Il soutient que l’arrêté méconnaît les dispositions de l’article L. 224-2 du code de la route car compte tenu de la nature de l’infraction commise, la durée de la suspension ne peut excéder six mois.
Par un mémoire en défense, enregistré le 22 mai 2025, la préfète du Loiret conclut au non-lieu à statuer sur la requête et, à titre subsidiaire, au rejet de la requête.
Elle soutient que, par un arrêté modificatif du 16 mai 2025, elle a ramené la durée de la suspension de sept mois à six mois.
Vu les autres pièces du dossier.
Vu :
— le code de la route ;
— le code de justice administrative.
Le président du tribunal a désigné M. Delandre en application de l’article R. 222-13 du code de justice administrative.
Le magistrat désigné a dispensé le rapporteur public, sur sa proposition, de prononcer des conclusions à l’audience.
Les parties ont été régulièrement averties du jour de l’audience.
Le rapport de M. Delandre, magistrat désigné, a été entendu au cours de l’audience publique.
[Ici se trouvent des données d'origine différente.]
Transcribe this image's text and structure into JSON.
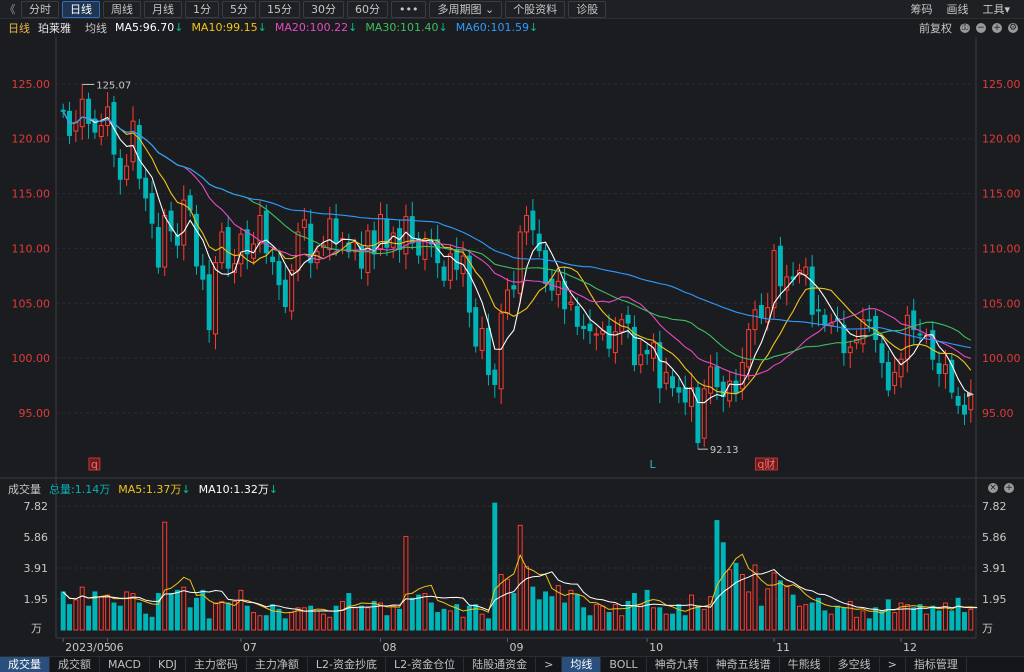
{
  "toolbar": {
    "back": "《",
    "periods": [
      "分时",
      "日线",
      "周线",
      "月线",
      "1分",
      "5分",
      "15分",
      "30分",
      "60分",
      "•••",
      "多周期图 ⌄",
      "个股资料",
      "诊股"
    ],
    "active": "日线",
    "right": {
      "chips": "筹码",
      "draw": "画线",
      "tools": "工具▾"
    }
  },
  "info": {
    "period": "日线",
    "name": "珀莱雅",
    "ma_label": "均线",
    "ma5": "MA5:96.70",
    "ma10": "MA10:99.15",
    "ma20": "MA20:100.22",
    "ma30": "MA30:101.40",
    "ma60": "MA60:101.59",
    "adjust": "前复权"
  },
  "colors": {
    "up": "#ff3b30",
    "down": "#00b5b8",
    "ma5": "#ffffff",
    "ma10": "#f0c419",
    "ma20": "#e64bc0",
    "ma30": "#3fbf5f",
    "ma60": "#2f9bff",
    "axis_text": "#e03a3a",
    "vol_axis_text": "#c8c8c8"
  },
  "vol_info": {
    "label": "成交量",
    "total": "总量:1.14万",
    "ma5": "MA5:1.37万",
    "ma10": "MA10:1.32万"
  },
  "bottom_tabs": [
    "成交量",
    "成交额",
    "MACD",
    "KDJ",
    "主力密码",
    "主力净额",
    "L2-资金抄底",
    "L2-资金仓位",
    "陆股通资金",
    ">",
    "均线",
    "BOLL",
    "神奇九转",
    "神奇五线谱",
    "牛熊线",
    "多空线",
    ">",
    "指标管理"
  ],
  "chart_data": {
    "type": "candlestick",
    "price_axis_labels": [
      "125.00",
      "120.00",
      "115.00",
      "110.00",
      "105.00",
      "100.00",
      "95.00"
    ],
    "price_ticks": [
      125,
      120,
      115,
      110,
      105,
      100,
      95
    ],
    "ylim": [
      89.8,
      129.0
    ],
    "max_label": "125.07",
    "min_label": "92.13",
    "x_labels": [
      "2023/05",
      "06",
      "07",
      "08",
      "09",
      "10",
      "11",
      "12"
    ],
    "x_label_index": [
      0,
      7,
      28,
      50,
      70,
      92,
      112,
      132
    ],
    "markers": [
      {
        "text": "q",
        "index": 5
      },
      {
        "text": "L",
        "index": 93
      },
      {
        "text": "q财",
        "index": 110
      }
    ],
    "close": [
      122.5,
      120.3,
      121.5,
      123.6,
      121.4,
      120.6,
      121.2,
      122.9,
      118.6,
      116.3,
      117.5,
      121.6,
      116.4,
      114.6,
      112.3,
      108.3,
      113.0,
      111.6,
      110.3,
      114.4,
      113.5,
      108.4,
      107.2,
      102.6,
      108.7,
      111.5,
      108.2,
      108.6,
      111.3,
      109.5,
      110.4,
      113.0,
      109.6,
      108.8,
      106.7,
      104.7,
      108.0,
      111.5,
      112.6,
      108.7,
      109.7,
      110.3,
      112.7,
      110.5,
      110.9,
      109.7,
      109.8,
      108.2,
      111.6,
      109.5,
      113.1,
      110.1,
      111.4,
      109.9,
      112.9,
      110.5,
      109.4,
      110.7,
      110.4,
      108.7,
      107.1,
      109.5,
      108.1,
      109.3,
      104.2,
      101.1,
      102.7,
      98.5,
      97.6,
      104.1,
      106.2,
      106.3,
      111.5,
      113.0,
      111.7,
      109.8,
      106.8,
      106.2,
      107.0,
      104.5,
      105.1,
      102.9,
      102.7,
      102.5,
      102.2,
      102.5,
      100.9,
      102.4,
      103.5,
      103.2,
      99.4,
      100.3,
      100.4,
      101.4,
      97.3,
      98.7,
      97.3,
      96.9,
      96.0,
      97.3,
      92.3,
      97.2,
      99.2,
      97.4,
      96.5,
      97.9,
      96.8,
      99.6,
      102.6,
      104.4,
      103.7,
      104.6,
      109.8,
      106.6,
      107.4,
      107.2,
      108.0,
      108.3,
      104.0,
      104.3,
      103.0,
      103.2,
      103.4,
      100.5,
      101.0,
      101.7,
      103.5,
      103.4,
      101.7,
      99.6,
      97.1,
      98.7,
      99.9,
      103.9,
      102.6,
      102.1,
      102.1,
      99.9,
      98.6,
      99.4,
      96.9,
      95.7,
      94.9,
      96.7
    ],
    "volume": [
      2.4,
      1.6,
      1.9,
      2.7,
      1.5,
      2.4,
      2.1,
      2.2,
      1.7,
      1.5,
      2.4,
      2.3,
      1.7,
      1.0,
      0.8,
      2.3,
      6.8,
      2.3,
      2.5,
      2.7,
      1.4,
      2.0,
      2.5,
      0.7,
      1.7,
      1.8,
      1.7,
      1.8,
      2.5,
      1.5,
      1.1,
      0.9,
      0.9,
      1.6,
      1.3,
      0.7,
      1.1,
      1.4,
      1.4,
      1.5,
      1.2,
      1.0,
      0.8,
      1.5,
      1.8,
      2.3,
      1.4,
      1.5,
      1.4,
      1.8,
      1.7,
      0.9,
      1.5,
      1.3,
      5.9,
      2.0,
      2.2,
      2.3,
      1.7,
      1.1,
      1.3,
      1.2,
      1.6,
      0.8,
      1.5,
      1.6,
      1.0,
      0.7,
      8.0,
      3.5,
      3.2,
      2.3,
      6.6,
      4.0,
      2.7,
      1.9,
      2.4,
      2.1,
      2.8,
      1.7,
      2.5,
      2.2,
      1.4,
      0.9,
      1.6,
      1.5,
      1.1,
      1.6,
      0.9,
      1.8,
      2.3,
      1.6,
      2.5,
      1.4,
      1.4,
      1.0,
      1.0,
      1.6,
      0.9,
      2.2,
      1.5,
      1.3,
      2.1,
      6.9,
      5.5,
      3.8,
      4.2,
      3.5,
      2.4,
      4.1,
      1.5,
      2.6,
      3.6,
      3.1,
      2.8,
      2.2,
      1.5,
      1.6,
      1.7,
      2.0,
      1.2,
      1.0,
      1.5,
      1.4,
      1.8,
      0.8,
      1.2,
      0.7,
      1.4,
      1.2,
      1.9,
      1.1,
      1.7,
      1.6,
      1.4,
      1.6,
      1.0,
      1.5,
      1.2,
      1.7,
      1.2,
      2.0,
      1.1,
      1.3,
      1.5
    ],
    "vol_axis_labels": [
      "7.82",
      "5.86",
      "3.91",
      "1.95",
      "万"
    ],
    "vol_ticks": [
      7.82,
      5.86,
      3.91,
      1.95
    ],
    "vol_max": 7.82
  }
}
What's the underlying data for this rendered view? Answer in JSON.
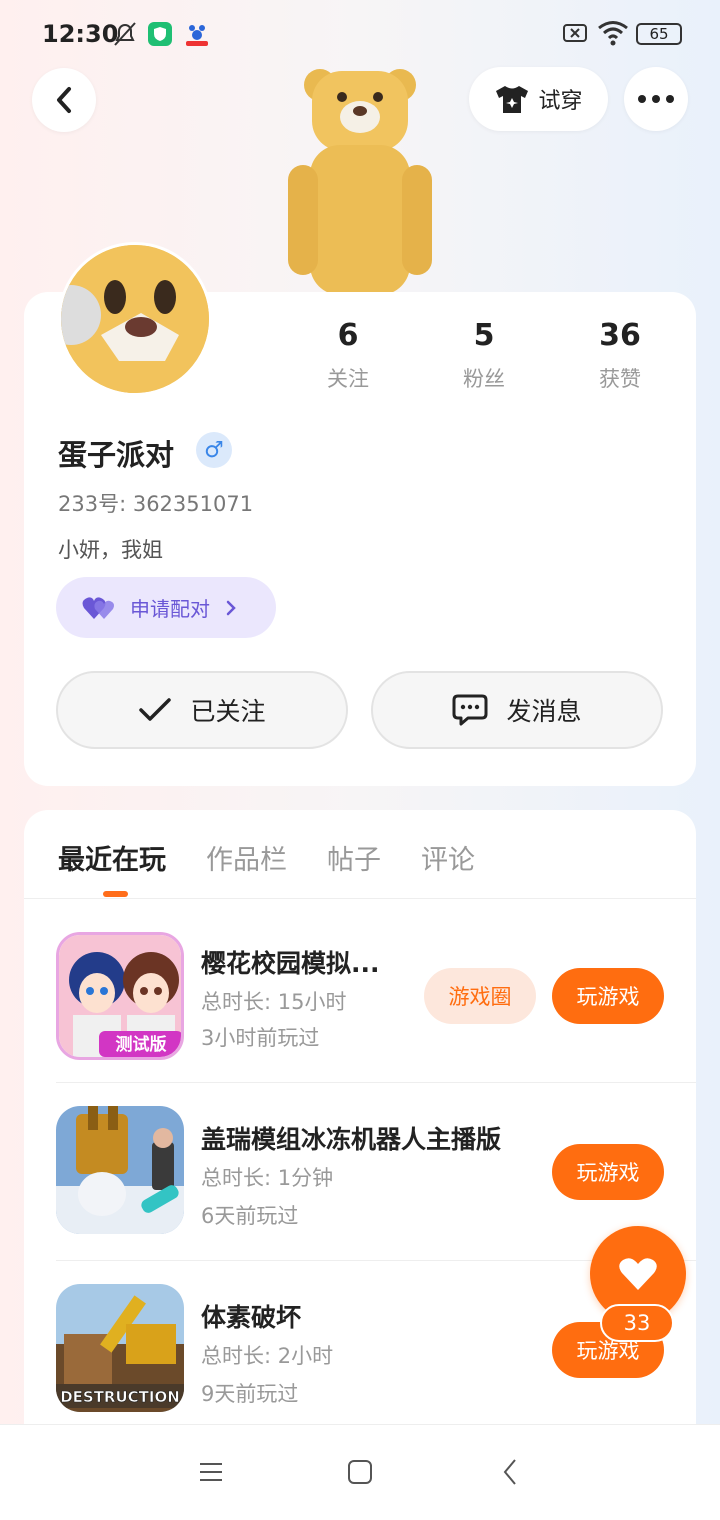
{
  "status_bar": {
    "time": "12:30",
    "battery": "65"
  },
  "top_bar": {
    "try_on_label": "试穿"
  },
  "profile": {
    "stats": [
      {
        "value": "6",
        "label": "关注"
      },
      {
        "value": "5",
        "label": "粉丝"
      },
      {
        "value": "36",
        "label": "获赞"
      }
    ],
    "name": "蛋子派对",
    "gender_symbol": "♂",
    "uid": "233号: 362351071",
    "bio": "小妍，我姐",
    "pair_label": "申请配对",
    "followed_label": "已关注",
    "message_label": "发消息"
  },
  "tabs": [
    "最近在玩",
    "作品栏",
    "帖子",
    "评论"
  ],
  "games": [
    {
      "title": "樱花校园模拟...",
      "duration": "总时长: 15小时",
      "last_played": "3小时前玩过",
      "circle_label": "游戏圈",
      "play_label": "玩游戏",
      "icon_text": "测试版"
    },
    {
      "title": "盖瑞模组冰冻机器人主播版",
      "duration": "总时长: 1分钟",
      "last_played": "6天前玩过",
      "play_label": "玩游戏"
    },
    {
      "title": "体素破坏",
      "duration": "总时长: 2小时",
      "last_played": "9天前玩过",
      "play_label": "玩游戏",
      "icon_text": "DESTRUCTION"
    }
  ],
  "fab": {
    "count": "33"
  },
  "colors": {
    "accent": "#ff6d10",
    "pair": "#6a57d6"
  }
}
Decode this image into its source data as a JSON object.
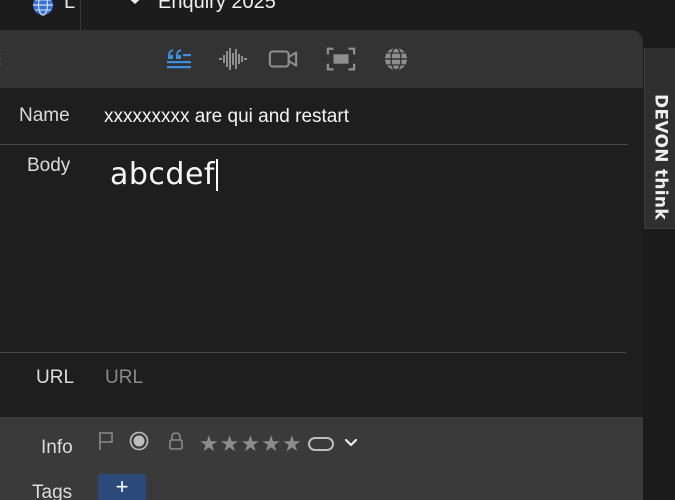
{
  "background_window": {
    "partial_text": "L",
    "document_title": "Enquiry 2025"
  },
  "side_tab": {
    "label": "DEVON think"
  },
  "toolbar": {
    "icons": [
      "quote-format-icon",
      "audio-waveform-icon",
      "video-camera-icon",
      "screenshot-icon",
      "web-globe-icon"
    ],
    "active_color": "#3d8fe0",
    "inactive_color": "#8f8f8f"
  },
  "fields": {
    "name_label": "Name",
    "name_value": "xxxxxxxxx are qui and restart",
    "body_label": "Body",
    "body_value": "abcdef",
    "url_label": "URL",
    "url_placeholder": "URL"
  },
  "bottom": {
    "info_label": "Info",
    "tags_label": "Tags",
    "rating": 0,
    "rating_max": 5,
    "add_tag_label": "+"
  }
}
Les parties n’étaient pas présentes, ni représentées.
Considérant ce qui suit :
1. Aux termes de l’article L. 224-2 du code de la route : " I. – Le représentant de l’Etat dans le département peut, dans les soixante-douze heures de la rétention du permis prévue à l’article L. 224-1, ou dans les cent vingt heures pour les infractions pour lesquelles les vérifications prévues aux articles L. 234-4 à L. 234-6 et L. 235-2 ont été effectuées, prononcer la suspension du permis de conduire lorsque : () 3° Le véhicule est intercepté, lorsque le dépassement de 40 km/ h ou plus de la vitesse maximale autorisée est établi au moyen d’un appareil homologué ; () II.- La durée de la suspension du permis de conduire ne peut excéder six mois. Cette durée peut être portée à un an en cas d’accident de la circulation ayant entraîné la mort d’une personne ou ayant occasionné un dommage corporel, de refus d’obtempérer commis dans les conditions prévues à l’article L. 233-1-1, de conduite sous l’empire d’un état alcoolique, de conduite après usage de substances ou plantes classées comme stupéfiants et de refus de se soumettre aux épreuves de vérification prévues aux articles L. 234-4 à L. 234-6 et L. 235-2. ".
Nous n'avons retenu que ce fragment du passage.